AT least 57 survivors of residential institutions have taken their lives in the past five years.
That's according to a survivors' group which is to press for enhanced counselling services for people dealing with the Residential Institutions Redress Board.
A man who apparently threw himself into the Liffey in Dublin last week is believed to have been the latest survivor of the industrial school system to take their own life.
Tony Tracy of Right of Place, a state-funded organisation set up to help and support survivors of institutional abuse, said there had been 76 suicides since 1999 and at least 57 in the past five years.

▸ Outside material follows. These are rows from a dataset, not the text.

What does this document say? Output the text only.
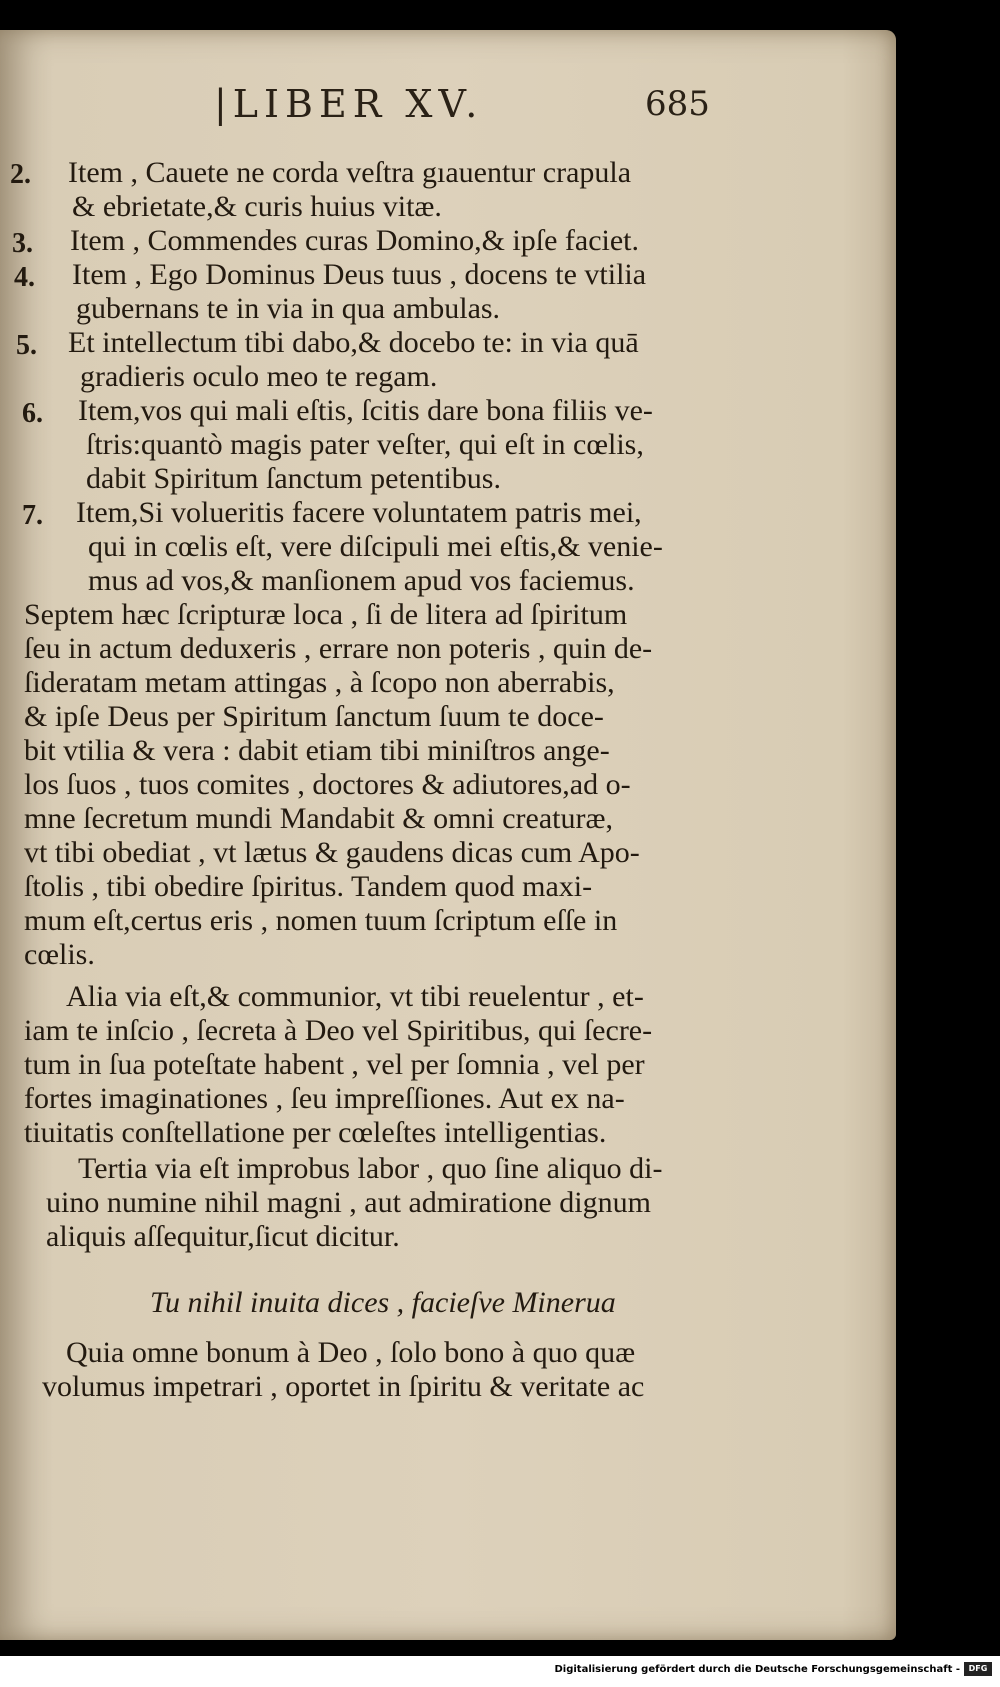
|LIBER XV.	685
2.
3.
4.
5.
6.
7.
Item , Cauete ne corda veſtra gıauentur crapula
& ebrietate,& curis huius vitæ.
Item , Commendes curas Domino,& ipſe faciet.
Item , Ego Dominus Deus tuus , docens te vtilia
gubernans te in via in qua ambulas.
Et intellectum tibi dabo,& docebo te: in via quā
gradieris oculo meo te regam.
Item,vos qui mali eſtis, ſcitis dare bona filiis ve-
ſtris:quantò magis pater veſter, qui eſt in cœlis,
dabit Spiritum ſanctum petentibus.
Item,Si volueritis facere voluntatem patris mei,
qui in cœlis eſt, vere diſcipuli mei eſtis,& venie-
mus ad vos,& manſionem apud vos faciemus.
Septem hæc ſcripturæ loca , ſi de litera ad ſpiritum
ſeu in actum deduxeris , errare non poteris , quin de-
ſideratam metam attingas , à ſcopo non aberrabis,
& ipſe Deus per Spiritum ſanctum ſuum te doce-
bit vtilia & vera : dabit etiam tibi miniſtros ange-
los ſuos , tuos comites , doctores & adiutores,ad o-
mne ſecretum mundi Mandabit & omni creaturæ,
vt tibi obediat , vt lætus & gaudens dicas cum Apo-
ſtolis , tibi obedire ſpiritus. Tandem quod maxi-
mum eſt,certus eris , nomen tuum ſcriptum eſſe in
cœlis.
Alia via eſt,& communior, vt tibi reuelentur , et-
iam te inſcio , ſecreta à Deo vel Spiritibus, qui ſecre-
tum in ſua poteſtate habent , vel per ſomnia , vel per
fortes imaginationes , ſeu impreſſiones. Aut ex na-
tiuitatis conſtellatione per cœleſtes intelligentias.
Tertia via eſt improbus labor , quo ſine aliquo di-
uino numine nihil magni , aut admiratione dignum
aliquis aſſequitur,ſicut dicitur.
Tu nihil inuita dices , facieſve Minerua
Quia omne bonum à Deo , ſolo bono à quo quæ
volumus impetrari , oportet in ſpiritu & veritate ac
Digitalisierung gefördert durch die Deutsche Forschungsgemeinschaft -	DFG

Describing the figures as "shocking", he said that the organisation would be raising the issue during a meeting with the Redress Board on Friday. "We feel that the line of questioning might be a bit harsh on certain people and maybe it has an affect on them," he added.
Up to 2000, the Cork-based organisation had documented 19 suicides by adults who had been in residential care.
However, groups representing survivors say there has been a surge in the number of deaths in the past five years and point to the "cumulative affect" of possible childhood trauma and pressures later in life.
Some working in the area also have concerns about the personal pressures which many very vulnerable survivors feel in relation to the compensation they receive, or hope to receive, through the Redress Board.
The average size of awards being paid to victims is currently ?78,000 and the Redress Board anticipates it will receive between 7,500 and 8,000 claims when the three-year period for applications to the scheme closes on December 15.
Anthony 'Mousey' Delaney, a former resident of St Joseph's Industrial School in Letterfrack, Co Galway, is believed to have taken his own life last Tuesday by throwing himself into the Liffey.
Mr Delaney had visited a drop-in centre run by the National Office for Victims of Abuse (NOVA) that day.
Legislation prevents the Redress Board from commenting on individual cases. However, a spokesperson for the Department of Education said counselling services were available for survivors through the state-funded NOVA.